Yes, honestly. Canada, grow up already. You know… you actually exemplify… be the leaders that you have to be… demand of your leaders that they take a global leadership role, because you’ve got the right to do it.

Metta Spencer

Well, Jonathan, you got me all fired up, I can hardly wait to finish my day, we have so many things to do. And you’re doing your part, and I want to do what I can. And thank you for this because I want to share it with my Canadian friends. And they’re going to be all fired up to. So it’s wonderful to have you as our partner, and especially to have you there at the UN where you have access to some people that we don’t necessarily have much contact with. So Bless you.

Jonathan Granoff

Oh, bless you. Thank you, Metta. And thank you for being a thought leader and a heart leader for so many years.

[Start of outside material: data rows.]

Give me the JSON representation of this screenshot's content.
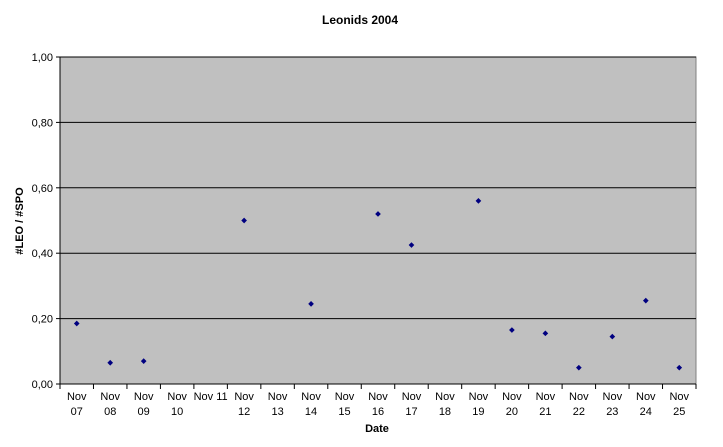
{
  "chart_data": {
    "type": "scatter",
    "title": "Leonids 2004",
    "xlabel": "Date",
    "ylabel": "#LEO / #SPO",
    "categories": [
      [
        "Nov",
        "07"
      ],
      [
        "Nov",
        "08"
      ],
      [
        "Nov",
        "09"
      ],
      [
        "Nov",
        "10"
      ],
      [
        "Nov 11"
      ],
      [
        "Nov",
        "12"
      ],
      [
        "Nov",
        "13"
      ],
      [
        "Nov",
        "14"
      ],
      [
        "Nov",
        "15"
      ],
      [
        "Nov",
        "16"
      ],
      [
        "Nov",
        "17"
      ],
      [
        "Nov",
        "18"
      ],
      [
        "Nov",
        "19"
      ],
      [
        "Nov",
        "20"
      ],
      [
        "Nov",
        "21"
      ],
      [
        "Nov",
        "22"
      ],
      [
        "Nov",
        "23"
      ],
      [
        "Nov",
        "24"
      ],
      [
        "Nov",
        "25"
      ]
    ],
    "points": [
      {
        "x": 0,
        "y": 0.185
      },
      {
        "x": 1,
        "y": 0.065
      },
      {
        "x": 2,
        "y": 0.07
      },
      {
        "x": 5,
        "y": 0.5
      },
      {
        "x": 7,
        "y": 0.245
      },
      {
        "x": 9,
        "y": 0.52
      },
      {
        "x": 10,
        "y": 0.425
      },
      {
        "x": 12,
        "y": 0.56
      },
      {
        "x": 13,
        "y": 0.165
      },
      {
        "x": 14,
        "y": 0.155
      },
      {
        "x": 15,
        "y": 0.05
      },
      {
        "x": 16,
        "y": 0.145
      },
      {
        "x": 17,
        "y": 0.255
      },
      {
        "x": 18,
        "y": 0.05
      }
    ],
    "y_ticks": [
      "0,00",
      "0,20",
      "0,40",
      "0,60",
      "0,80",
      "1,00"
    ],
    "ylim": [
      0,
      1
    ],
    "grid": true,
    "colors": {
      "plot_background": "#c0c0c0",
      "gridline": "#000000",
      "marker": "#000080"
    }
  }
}
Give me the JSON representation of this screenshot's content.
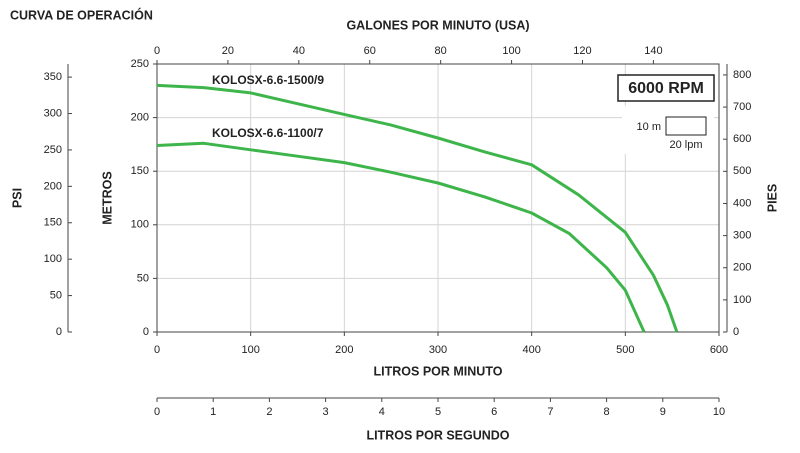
{
  "chart_data": {
    "type": "line",
    "title": "CURVA DE OPERACIÓN",
    "x_label": "LITROS POR MINUTO",
    "y_label": "METROS",
    "xlim": [
      0,
      600
    ],
    "xticks": [
      0,
      100,
      200,
      300,
      400,
      500,
      600
    ],
    "ylim": [
      0,
      250
    ],
    "yticks": [
      0,
      50,
      100,
      150,
      200,
      250
    ],
    "grid": true,
    "top_axis": {
      "label": "GALONES POR MINUTO (USA)",
      "xlim": [
        0,
        158.5
      ],
      "xticks": [
        0,
        20,
        40,
        60,
        80,
        100,
        120,
        140
      ]
    },
    "bottom_axis_2": {
      "label": "LITROS POR SEGUNDO",
      "xlim": [
        0,
        10
      ],
      "xticks": [
        0,
        1,
        2,
        3,
        4,
        5,
        6,
        7,
        8,
        9,
        10
      ]
    },
    "left_axis_2": {
      "label": "PSI",
      "ylim": [
        0,
        368
      ],
      "yticks": [
        0,
        50,
        100,
        150,
        200,
        250,
        300,
        350
      ]
    },
    "right_axis": {
      "label": "PIES",
      "ylim": [
        0,
        834
      ],
      "yticks": [
        0,
        100,
        200,
        300,
        400,
        500,
        600,
        700,
        800
      ]
    },
    "speed_label": "6000 RPM",
    "scale_legend": {
      "y_label": "10 m",
      "x_label": "20 lpm"
    },
    "series": [
      {
        "name": "KOLOSX-6.6-1500/9",
        "color": "#3db54a",
        "x": [
          0,
          50,
          100,
          150,
          200,
          250,
          300,
          350,
          400,
          450,
          500,
          530,
          545,
          555
        ],
        "values": [
          230,
          228,
          223,
          213,
          203,
          193,
          181,
          168,
          156,
          128,
          93,
          53,
          25,
          0
        ]
      },
      {
        "name": "KOLOSX-6.6-1100/7",
        "color": "#3db54a",
        "x": [
          0,
          50,
          100,
          150,
          200,
          250,
          300,
          350,
          400,
          440,
          480,
          500,
          520
        ],
        "values": [
          174,
          176,
          170,
          164,
          158,
          149,
          139,
          126,
          111,
          92,
          60,
          39,
          0
        ]
      }
    ]
  }
}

You know, this is not something that you’ve just come to in a fashion way, this is something… that was a calling that you responded to.

Metta Spencer

It’s true, for both of us but for me, it’s also fun. I hope you’re having as much fun with it as I am.

Jonathan Granoff

But… I think that we have to get the millennials… to know that you can make a difference. We can claim some victories that — our voices… — because they bring peace. But peace is not as eyeball compelling as conflict. We’re set up to watch out for conflict. But when there’s peace, we just kind of take it for granted. It’s like our health, right? It’s like our health when you’re healthy. You don’t think about it… we should. And … we should be grateful for our health, and we should be grateful for people like you who responded thanklessly to the call for peace.

Metta Spencer

Bless you my friend. And it’s just a delight to be back in touch anytime that, next time we meet it may be in the backseat of a car going someplace in Pugwash, Nova Scotia, or it might be in Geneva I think which is the last time I met it maybe

Jonathan Granoff

Hearings in Ottawa.

Metta Spencer

And maybe hearings anonymous… Indeed, indeed. Thank you and have a great day.